Father Prescott lay back, stunned. He was sure he understood her, but he couldn’t help clarifying.
“Didn’t make it? To the hospital?”
She shook her head again. “Father Thomas is dead,” she said. “He died on the altar. Died in your arms, if the truth were told. They found you all laid out over him like you were protecting him.”
“No one could have done that,” Donovan said softly.
Gladys didn’t look up to meet his gaze, but she nodded.
Father Prescott’s hands were suddenly clammy with sweat. His forehead felt cold and damp, and the sheets and thin blanket covering might as well have been sheets of ice. Though there was no wind, a chill cut through his flesh and he shivered uncontrollably.
Gladys noticed his sudden distress and rose from her seat. She plodded stolidly to the side of the bed and stared down at him. Donovan felt her brush the hair back from his forehead, but he had no strength to move. He’d experienced plenty of fever, but never anything so all encompassing. It skewed his thoughts and blurred his sight. Gladys smiled down at him maternally and reached out, taking his right hand between her own warm, meaty palms.

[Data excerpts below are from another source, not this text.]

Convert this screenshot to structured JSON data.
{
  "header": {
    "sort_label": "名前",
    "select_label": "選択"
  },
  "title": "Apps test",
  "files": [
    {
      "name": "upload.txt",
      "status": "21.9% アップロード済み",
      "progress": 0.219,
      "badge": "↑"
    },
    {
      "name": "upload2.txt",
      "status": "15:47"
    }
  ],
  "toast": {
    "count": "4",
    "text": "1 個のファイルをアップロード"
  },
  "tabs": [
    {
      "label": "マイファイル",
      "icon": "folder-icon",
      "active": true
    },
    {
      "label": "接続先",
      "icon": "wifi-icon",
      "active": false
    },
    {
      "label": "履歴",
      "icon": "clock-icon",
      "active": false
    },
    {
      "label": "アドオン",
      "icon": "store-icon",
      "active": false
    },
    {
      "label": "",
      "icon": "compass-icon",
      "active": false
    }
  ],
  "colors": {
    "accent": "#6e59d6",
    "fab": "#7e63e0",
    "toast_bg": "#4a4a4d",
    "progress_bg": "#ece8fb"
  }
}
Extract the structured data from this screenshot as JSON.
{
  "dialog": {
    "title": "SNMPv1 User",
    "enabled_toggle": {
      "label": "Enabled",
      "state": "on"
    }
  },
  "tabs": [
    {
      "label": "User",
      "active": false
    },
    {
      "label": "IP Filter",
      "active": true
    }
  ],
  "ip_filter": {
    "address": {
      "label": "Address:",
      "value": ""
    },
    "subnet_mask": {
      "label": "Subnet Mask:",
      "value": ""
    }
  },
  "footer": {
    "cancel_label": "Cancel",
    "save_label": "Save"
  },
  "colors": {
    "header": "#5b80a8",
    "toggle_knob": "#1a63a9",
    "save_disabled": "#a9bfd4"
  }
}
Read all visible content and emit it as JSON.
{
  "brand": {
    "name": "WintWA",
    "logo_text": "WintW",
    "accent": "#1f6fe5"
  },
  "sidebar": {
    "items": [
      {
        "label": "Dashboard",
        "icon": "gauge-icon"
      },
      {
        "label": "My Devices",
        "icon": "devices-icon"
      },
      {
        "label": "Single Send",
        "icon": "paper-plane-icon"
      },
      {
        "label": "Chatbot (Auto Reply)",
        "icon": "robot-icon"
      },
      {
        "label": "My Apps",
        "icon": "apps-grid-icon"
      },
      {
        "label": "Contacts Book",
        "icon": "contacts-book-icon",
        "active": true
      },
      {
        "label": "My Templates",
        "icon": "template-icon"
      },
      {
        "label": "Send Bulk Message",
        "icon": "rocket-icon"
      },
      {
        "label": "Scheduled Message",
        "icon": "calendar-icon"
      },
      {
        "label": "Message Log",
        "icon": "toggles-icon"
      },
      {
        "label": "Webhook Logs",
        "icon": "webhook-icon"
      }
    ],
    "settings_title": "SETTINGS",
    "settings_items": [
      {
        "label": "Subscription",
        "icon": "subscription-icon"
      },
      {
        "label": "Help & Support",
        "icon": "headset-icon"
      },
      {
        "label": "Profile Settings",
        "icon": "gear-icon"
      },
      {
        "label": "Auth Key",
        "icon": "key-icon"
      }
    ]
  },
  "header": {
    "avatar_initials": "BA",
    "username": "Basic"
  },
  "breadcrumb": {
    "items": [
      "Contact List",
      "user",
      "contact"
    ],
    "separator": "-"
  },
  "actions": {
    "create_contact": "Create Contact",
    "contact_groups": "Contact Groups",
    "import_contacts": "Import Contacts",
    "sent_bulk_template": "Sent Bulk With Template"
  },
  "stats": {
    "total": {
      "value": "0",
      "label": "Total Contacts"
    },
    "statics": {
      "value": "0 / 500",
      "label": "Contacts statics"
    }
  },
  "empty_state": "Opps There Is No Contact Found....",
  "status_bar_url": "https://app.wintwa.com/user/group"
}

Donovan closed his eyes and, as Gladys touched his hands, was jolted from the bed, and from the room. Reality shifted, not with the subtle fade in, fade out of his earlier visions, but with sudden clarity, like the explosion of a powder flash.

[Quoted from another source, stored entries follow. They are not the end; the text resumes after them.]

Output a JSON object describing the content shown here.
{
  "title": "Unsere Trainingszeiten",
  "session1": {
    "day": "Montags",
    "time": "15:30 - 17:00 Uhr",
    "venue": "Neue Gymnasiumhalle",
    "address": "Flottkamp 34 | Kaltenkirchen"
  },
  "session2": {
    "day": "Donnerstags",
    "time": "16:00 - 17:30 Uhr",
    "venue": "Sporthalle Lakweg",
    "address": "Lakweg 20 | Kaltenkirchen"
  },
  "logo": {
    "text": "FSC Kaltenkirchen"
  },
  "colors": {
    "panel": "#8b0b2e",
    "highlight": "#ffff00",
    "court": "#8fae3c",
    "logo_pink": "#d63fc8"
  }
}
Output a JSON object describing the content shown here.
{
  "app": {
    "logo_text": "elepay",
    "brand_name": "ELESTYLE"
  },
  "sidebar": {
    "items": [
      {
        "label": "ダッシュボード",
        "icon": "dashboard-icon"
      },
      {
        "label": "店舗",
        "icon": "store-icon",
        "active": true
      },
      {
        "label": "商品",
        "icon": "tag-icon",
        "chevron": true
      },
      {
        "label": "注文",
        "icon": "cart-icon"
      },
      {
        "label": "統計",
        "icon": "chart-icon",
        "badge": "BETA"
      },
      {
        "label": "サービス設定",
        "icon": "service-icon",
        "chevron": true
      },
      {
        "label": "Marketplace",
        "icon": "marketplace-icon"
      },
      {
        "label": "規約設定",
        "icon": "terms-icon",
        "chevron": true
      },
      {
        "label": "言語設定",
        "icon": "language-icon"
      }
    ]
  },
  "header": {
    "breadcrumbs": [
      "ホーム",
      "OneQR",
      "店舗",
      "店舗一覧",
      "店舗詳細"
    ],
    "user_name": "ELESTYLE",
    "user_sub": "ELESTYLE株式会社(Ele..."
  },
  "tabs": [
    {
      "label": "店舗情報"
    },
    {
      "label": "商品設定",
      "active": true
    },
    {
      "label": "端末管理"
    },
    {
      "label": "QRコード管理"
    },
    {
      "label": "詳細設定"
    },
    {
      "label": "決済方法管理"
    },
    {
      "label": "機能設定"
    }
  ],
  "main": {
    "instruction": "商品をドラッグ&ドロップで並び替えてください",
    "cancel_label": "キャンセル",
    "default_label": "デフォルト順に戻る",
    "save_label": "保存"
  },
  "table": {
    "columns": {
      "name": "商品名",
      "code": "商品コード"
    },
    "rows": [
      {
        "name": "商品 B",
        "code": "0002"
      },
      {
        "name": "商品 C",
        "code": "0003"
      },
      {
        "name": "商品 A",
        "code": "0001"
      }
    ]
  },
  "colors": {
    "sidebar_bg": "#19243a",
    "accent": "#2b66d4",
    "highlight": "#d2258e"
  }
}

Donovan stood just beneath the altar. He stared up at Father Thomas’ limp body. The young priest hung in the air. His ankles were crossed. His weight rested on his wrists, and his head lolled to the side. His face, despite the angle of his neck, was upturned to Heaven, and the expression on his face – the deep, unremitting sorrow in his eyes, dragged a sob unbidden from Donovan’s chest. He stepped forward, and nearly stumbled. He was weak – the weakness that had put him in the hospital bed hadn’t left him, and for some reason this single fact frightened him more than Father Thomas’ lifeless form.